First of all, when you are trying to find a property at a wholesale price that the end investor will still be interested in, you have have to know what goes into creating value in apartment buildings.
There’s more to it than just looking for shabby properties with deferred maintenance. You are looking for otherwise quality properties whose owners have let go for whatever reason and are in a bind because of it. One must have factor is location. Bad location is tough to overcome.
The deal has to have upside in it; there have to be things currently wrong with the property that will represent increases in value once they are turned around. So if the property is 20-30% vacant, the rents on the occupied units haven’t been raised in 5 years, and there are repairs that haven’t been done, that creates potential upside. A buyer you resell to could come in, turn all these factors around, and cause a big bump in the property’s value.
Big apartment complexes typically don’t attract newbie investors. The people you resell to are going to be pro investors who know what a good deal looks like. If your deal doesn’t have these upside factors and it doesn’t have location working for, they’ll see that immediately and bid you goodbye.
Also when you have these three elements present in the property, it is highly likely the owner is going to be hurting financially and motivated to sell cheap just to get out of the property. Deferred maintenance scares away good tenants, rents then need to be lowered to fill the units, lower rents attract lower quality tenants, lower quality tenants are harder on the property and don’t pay, and the spiral continues downward.

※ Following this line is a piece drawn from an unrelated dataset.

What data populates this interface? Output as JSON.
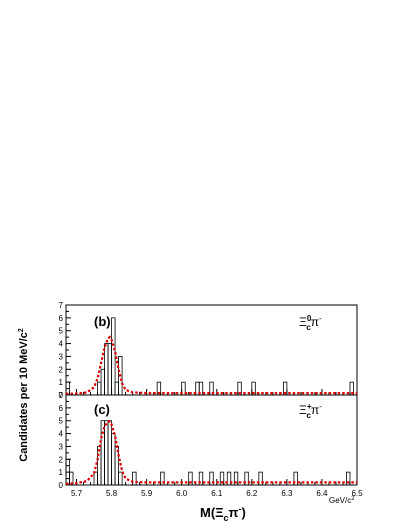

It is these very elements you put to work in your negotiations to get the cheap price on the contract you need. Without a big upside no end-investor will be interested, so you must know these elements.
The other thing that is different with flipping apartments is the kind of buyer you will be selling to. Rehabbing houses has become so popular that you often find yourself reselling to relative newbies, which comes with it’s own problems. When flipping apartments, just about all of the time you are dealing with flat out pros.
These are people with multi-million dollar lines of credit, bank accounts with a few million in cash sitting there, or both, who have absolutely no problem with you making a $50,000 profit assigning your contract to them. They know full well they will be pulling a couple million out of the property in two years or thereabouts, so fifty thousand dollars is a small price to pay.
The truth is, by saving the end investor the time and hassle of having to go and find the property you have created a great deal of value for them. He/she will gladly pay your fee, ensuring you receive the money because they want you to go out and do for them all over again.
This is the world of flipping apartment buildings. It may be a little different to what you are used to.